Dr Hicks and her 12 colleagues on the ASH Choosing Wisely Task Force began a systematic review of recommendations from other medical societies. In total, there were 380 recommendations from 65 societies. "We assessed them for medical relevance and importance," she explained, using guiding principles of harm avoidance, looking at the evidence base, aggregate cost, frequency, and also considering the relevance and impact on hematology specialists. Eventually, they whittled the list to five recommendations, which were unveiled at a special session during the meeting.

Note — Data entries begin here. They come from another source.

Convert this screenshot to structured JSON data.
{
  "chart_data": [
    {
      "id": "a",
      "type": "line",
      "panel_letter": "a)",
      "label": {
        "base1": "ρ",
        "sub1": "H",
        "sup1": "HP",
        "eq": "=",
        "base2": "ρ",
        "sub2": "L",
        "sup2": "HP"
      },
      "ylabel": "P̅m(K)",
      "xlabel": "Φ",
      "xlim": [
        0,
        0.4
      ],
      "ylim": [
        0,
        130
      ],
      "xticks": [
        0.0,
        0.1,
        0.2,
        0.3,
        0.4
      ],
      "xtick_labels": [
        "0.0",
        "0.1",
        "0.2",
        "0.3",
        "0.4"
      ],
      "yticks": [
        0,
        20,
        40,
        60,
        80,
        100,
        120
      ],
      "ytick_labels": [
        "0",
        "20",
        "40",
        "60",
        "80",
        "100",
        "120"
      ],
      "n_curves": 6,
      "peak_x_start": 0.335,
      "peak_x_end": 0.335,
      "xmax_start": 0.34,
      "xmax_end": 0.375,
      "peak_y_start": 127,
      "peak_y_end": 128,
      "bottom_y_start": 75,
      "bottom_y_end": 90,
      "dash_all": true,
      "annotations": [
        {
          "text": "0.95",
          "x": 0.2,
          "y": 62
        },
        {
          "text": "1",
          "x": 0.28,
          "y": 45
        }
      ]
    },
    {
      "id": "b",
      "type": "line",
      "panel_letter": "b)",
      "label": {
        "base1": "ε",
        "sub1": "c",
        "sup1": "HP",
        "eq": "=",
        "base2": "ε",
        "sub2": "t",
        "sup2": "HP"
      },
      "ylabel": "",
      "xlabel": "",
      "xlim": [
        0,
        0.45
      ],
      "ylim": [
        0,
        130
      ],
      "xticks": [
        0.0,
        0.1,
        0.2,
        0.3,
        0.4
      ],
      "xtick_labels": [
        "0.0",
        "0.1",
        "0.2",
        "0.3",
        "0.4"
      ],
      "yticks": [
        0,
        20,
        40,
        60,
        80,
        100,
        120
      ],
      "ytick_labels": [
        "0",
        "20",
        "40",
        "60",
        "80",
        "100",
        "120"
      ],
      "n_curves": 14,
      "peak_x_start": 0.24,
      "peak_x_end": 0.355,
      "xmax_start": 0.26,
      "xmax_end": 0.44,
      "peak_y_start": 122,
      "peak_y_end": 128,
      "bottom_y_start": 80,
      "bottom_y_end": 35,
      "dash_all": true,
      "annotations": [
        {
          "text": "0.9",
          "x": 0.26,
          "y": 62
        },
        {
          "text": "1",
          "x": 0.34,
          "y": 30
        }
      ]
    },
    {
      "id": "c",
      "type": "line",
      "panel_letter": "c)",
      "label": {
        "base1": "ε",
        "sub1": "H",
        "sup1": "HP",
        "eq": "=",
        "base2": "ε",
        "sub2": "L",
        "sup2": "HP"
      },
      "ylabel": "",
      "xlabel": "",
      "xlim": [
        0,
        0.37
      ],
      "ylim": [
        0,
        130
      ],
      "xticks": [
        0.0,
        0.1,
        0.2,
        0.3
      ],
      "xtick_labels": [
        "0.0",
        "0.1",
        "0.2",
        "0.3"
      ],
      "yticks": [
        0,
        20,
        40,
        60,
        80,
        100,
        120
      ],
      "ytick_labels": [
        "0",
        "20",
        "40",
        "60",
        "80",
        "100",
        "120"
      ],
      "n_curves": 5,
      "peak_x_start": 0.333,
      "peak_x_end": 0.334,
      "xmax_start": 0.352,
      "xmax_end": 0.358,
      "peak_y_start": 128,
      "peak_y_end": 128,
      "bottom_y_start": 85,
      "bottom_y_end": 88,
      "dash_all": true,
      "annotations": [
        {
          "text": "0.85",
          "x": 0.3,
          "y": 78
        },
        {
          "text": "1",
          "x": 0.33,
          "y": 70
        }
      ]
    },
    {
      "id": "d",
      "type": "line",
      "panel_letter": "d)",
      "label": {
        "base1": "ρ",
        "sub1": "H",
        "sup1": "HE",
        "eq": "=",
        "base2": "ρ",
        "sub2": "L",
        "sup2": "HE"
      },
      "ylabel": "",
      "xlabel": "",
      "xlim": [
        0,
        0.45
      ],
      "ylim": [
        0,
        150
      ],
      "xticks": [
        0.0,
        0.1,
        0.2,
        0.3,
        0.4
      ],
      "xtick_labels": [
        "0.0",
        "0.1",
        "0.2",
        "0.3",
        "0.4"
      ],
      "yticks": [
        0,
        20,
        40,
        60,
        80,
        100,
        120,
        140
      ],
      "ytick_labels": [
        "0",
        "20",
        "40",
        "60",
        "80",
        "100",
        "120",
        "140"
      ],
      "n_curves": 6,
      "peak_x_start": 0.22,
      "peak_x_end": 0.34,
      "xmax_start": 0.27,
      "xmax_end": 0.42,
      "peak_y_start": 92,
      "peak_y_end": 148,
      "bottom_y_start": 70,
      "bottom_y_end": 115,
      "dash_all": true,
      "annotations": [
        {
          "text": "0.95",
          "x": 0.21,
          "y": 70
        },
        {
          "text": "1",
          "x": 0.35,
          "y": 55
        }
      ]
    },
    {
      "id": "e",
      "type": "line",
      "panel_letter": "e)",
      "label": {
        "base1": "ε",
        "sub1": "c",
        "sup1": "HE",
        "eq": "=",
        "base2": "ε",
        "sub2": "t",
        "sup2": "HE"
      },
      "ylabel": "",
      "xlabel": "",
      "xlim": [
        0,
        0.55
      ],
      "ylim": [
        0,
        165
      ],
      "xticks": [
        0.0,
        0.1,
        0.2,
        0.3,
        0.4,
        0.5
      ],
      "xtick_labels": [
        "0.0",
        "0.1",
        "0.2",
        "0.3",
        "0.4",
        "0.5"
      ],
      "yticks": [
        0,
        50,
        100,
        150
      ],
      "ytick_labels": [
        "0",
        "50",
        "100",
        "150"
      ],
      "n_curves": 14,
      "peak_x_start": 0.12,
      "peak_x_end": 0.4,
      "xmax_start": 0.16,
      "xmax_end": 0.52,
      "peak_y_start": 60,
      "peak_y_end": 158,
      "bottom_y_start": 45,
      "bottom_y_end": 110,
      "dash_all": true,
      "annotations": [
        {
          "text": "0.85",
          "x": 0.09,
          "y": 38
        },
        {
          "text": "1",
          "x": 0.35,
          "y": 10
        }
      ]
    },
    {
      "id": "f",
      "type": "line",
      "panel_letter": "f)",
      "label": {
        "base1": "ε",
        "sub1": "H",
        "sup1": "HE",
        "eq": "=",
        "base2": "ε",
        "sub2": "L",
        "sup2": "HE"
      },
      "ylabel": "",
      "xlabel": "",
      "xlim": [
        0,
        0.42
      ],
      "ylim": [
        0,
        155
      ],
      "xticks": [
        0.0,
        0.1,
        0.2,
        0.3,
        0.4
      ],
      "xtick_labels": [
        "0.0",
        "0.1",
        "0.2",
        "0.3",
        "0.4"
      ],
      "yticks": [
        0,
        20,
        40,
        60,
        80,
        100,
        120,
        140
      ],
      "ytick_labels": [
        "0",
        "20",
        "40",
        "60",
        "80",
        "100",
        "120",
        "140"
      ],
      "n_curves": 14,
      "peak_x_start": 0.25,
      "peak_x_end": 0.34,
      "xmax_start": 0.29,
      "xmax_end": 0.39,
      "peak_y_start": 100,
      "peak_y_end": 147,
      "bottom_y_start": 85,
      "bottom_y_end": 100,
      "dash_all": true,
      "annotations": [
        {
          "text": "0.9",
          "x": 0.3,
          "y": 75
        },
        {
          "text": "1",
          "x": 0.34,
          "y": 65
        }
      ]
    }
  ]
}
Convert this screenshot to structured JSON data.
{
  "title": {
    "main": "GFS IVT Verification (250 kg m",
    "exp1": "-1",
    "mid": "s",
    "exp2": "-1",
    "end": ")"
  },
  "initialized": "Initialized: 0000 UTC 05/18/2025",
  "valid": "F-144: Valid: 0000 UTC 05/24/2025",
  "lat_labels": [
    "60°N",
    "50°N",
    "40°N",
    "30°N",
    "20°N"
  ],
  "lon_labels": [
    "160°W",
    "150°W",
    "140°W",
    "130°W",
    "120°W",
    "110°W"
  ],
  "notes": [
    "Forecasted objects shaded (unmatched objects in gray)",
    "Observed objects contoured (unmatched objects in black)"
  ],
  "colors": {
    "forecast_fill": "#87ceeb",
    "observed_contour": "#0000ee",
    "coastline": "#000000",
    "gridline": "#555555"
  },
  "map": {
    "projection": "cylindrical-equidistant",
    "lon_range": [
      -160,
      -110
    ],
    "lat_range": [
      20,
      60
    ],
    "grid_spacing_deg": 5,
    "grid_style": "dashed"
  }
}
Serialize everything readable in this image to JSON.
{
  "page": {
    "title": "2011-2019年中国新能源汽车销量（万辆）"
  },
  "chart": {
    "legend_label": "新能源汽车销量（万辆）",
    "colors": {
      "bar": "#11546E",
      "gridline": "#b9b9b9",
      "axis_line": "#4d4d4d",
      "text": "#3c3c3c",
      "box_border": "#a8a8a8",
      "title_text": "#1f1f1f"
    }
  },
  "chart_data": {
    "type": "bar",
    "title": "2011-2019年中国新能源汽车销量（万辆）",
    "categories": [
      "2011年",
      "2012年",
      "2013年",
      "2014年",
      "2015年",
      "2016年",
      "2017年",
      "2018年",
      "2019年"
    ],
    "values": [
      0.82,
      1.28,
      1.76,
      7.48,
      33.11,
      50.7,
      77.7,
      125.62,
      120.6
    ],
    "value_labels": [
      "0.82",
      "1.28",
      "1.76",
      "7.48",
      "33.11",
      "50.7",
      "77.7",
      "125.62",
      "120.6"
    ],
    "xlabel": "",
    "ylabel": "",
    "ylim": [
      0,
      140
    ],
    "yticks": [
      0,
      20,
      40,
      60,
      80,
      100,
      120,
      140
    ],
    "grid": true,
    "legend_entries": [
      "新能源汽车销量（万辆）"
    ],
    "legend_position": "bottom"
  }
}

Choosing Wisely Recommendations for Hematologists
Don't image for suspected pulmonary embolism (PE) without moderate or high pretest probability of PE (from the American College of Radiology)
Don't routinely order thrombophilia testing on patients undergoing a routine infertility evaluation (from the American Society for Reproductive Medicine)
Don't perform repetitive complete blood count and chemistry testing in the face of clinical and lab stability (from the Society for Hospital Medicine – Adult Hospital Medicine)
Don't transfuse red blood cells for iron deficiency without hemodynamic instability (from the American Association of Blood Banks)
Avoid using PET or PET–CT scanning as part of routine follow-up care to monitor for a cancer recurrence in asymptomatic patients who have finished initial treatment to eliminate the cancer unless there is high-level evidence that such imaging will change the outcome (from the American Society of Clinical Oncology)

American Society of Hematology (ASH) 57th Annual Meeting. Presented December 7, 2015.